Drolkar et son mari Dragye mènent une vie heureuse dans les hauts plateaux tibétains, sur les rives du lac Kokonor avec leurs trois enfants. L’aîné va déjà au collège à la ville tandis que les deux facétieux cadets aident leur père et leur grand-père à la ferme. Pour éviter de tomber une quatrième fois enceinte, Drolkar utilise les préservatifs distribués au compte-gouttes à l’hôpital au risque que ses enfants les lui subtilisent pour en faire des ballons gonflables. C’est ainsi qu’elle tombera enceinte et sera confrontée à un cruel dilemme : avorter pour se conformer à la politique officielle de l’enfant unique (qui, exceptionnellement, tolère trois enfants au Tibet, mais pas un de plus) ? ou garder cet enfant comme le lui demande son mari auquel le lama vient de dire que son père récemment décédé est sur le point de se réincarner ?

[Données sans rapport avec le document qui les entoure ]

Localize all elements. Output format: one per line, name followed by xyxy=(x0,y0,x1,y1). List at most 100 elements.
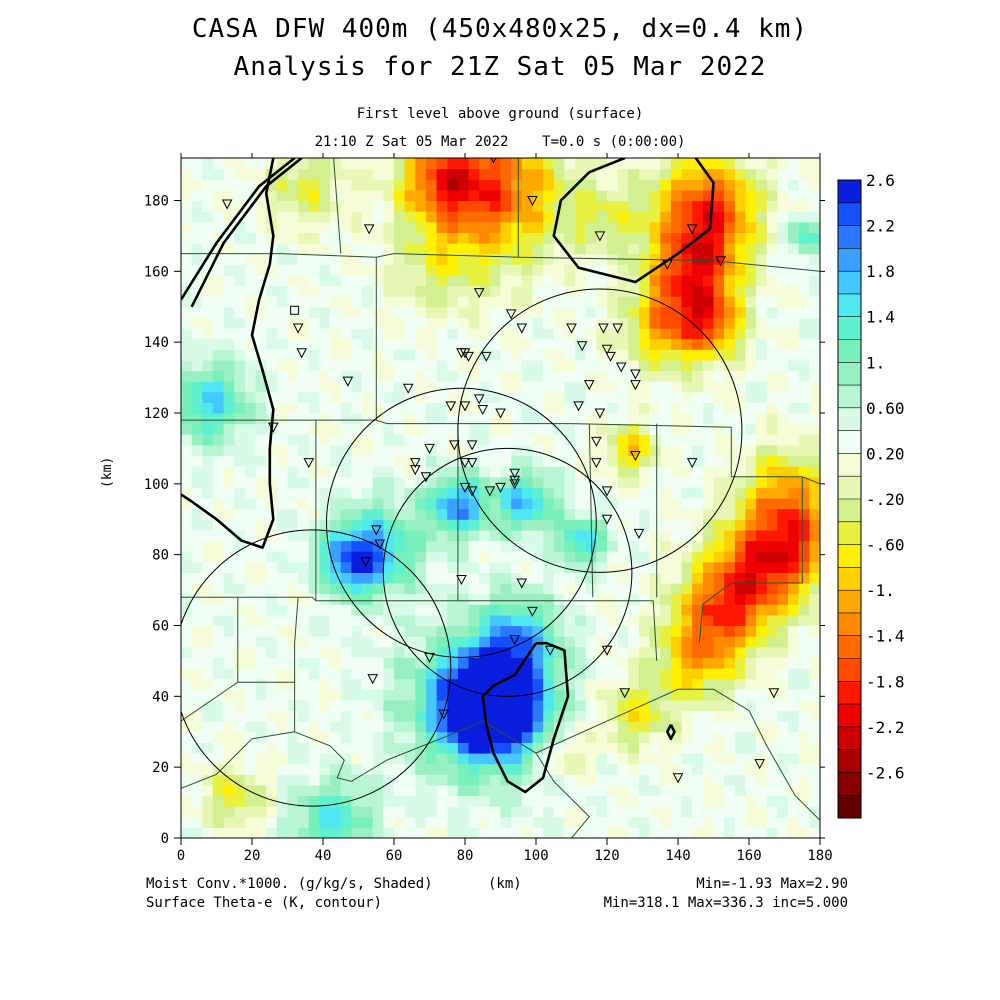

Pema Tseden n’est plus un inconnu. C’est le troisième film de ce réalisateur tibétain qu’on voit en France après Tharlo, le berger tibétain en 2018 et Jinpa, un conte tibétain en 2020. Comme les deux précédents, il séduira les cinéphiles en quête d’exotisme, une niche que la distribution française a bien identifiée en lui proposant régulièrement des films qui se déroulent dans les paysages infinis du Tibet ou de Mongolie (La Femme des steppes, le Flic et l’Œuf, L’Histoire du chameau qui pleure, Le Chien jaune de Mongolie, Le Mariage de Tuya).
J’avais reproché aux deux précédents films de Pema Tseden leur maniérisme et leur esthétisme un peu vain. Je leur avais mis une étoile seulement. Je serai plus indulgent avec celui-ci qui s’inscrit dans une veine plus naturaliste et renonce aux afféteries wongkarwai-esques qui les parasitaient. À mi-chemin du documentaire et de la fiction, Pema Tseden narre les jours et les heures d’une famille de fermiers – filmant par exemple la curieuse façon de négocier le prix d’une brebis ou la veillée funéraire du grand-père défunt.
Pour autant, je n’ai pas été totalement transporté. J’adresserai à ce film deux critiques. La première est sa trop longue exposition, l’intrigue tardant à se mettre en place avant une bonne soixantaine de minutes et s’égarant notamment dans des récits secondaires sans intérêt, telle celui de la sœur de Drolkar dont on comprend qu’elle a décidé d’entrer dans les ordres après avoir perdu sa vertu dans les bras d’un professeur. La seconde, qui n’est pas sans lien avec la première, est la trop grande soudaineté de sa conclusion qui, après avoir installé un suspense dont on se demande comment le scénario réussira à se sortir, ne le dénoue pas vraiment à force d’ambiguïtés.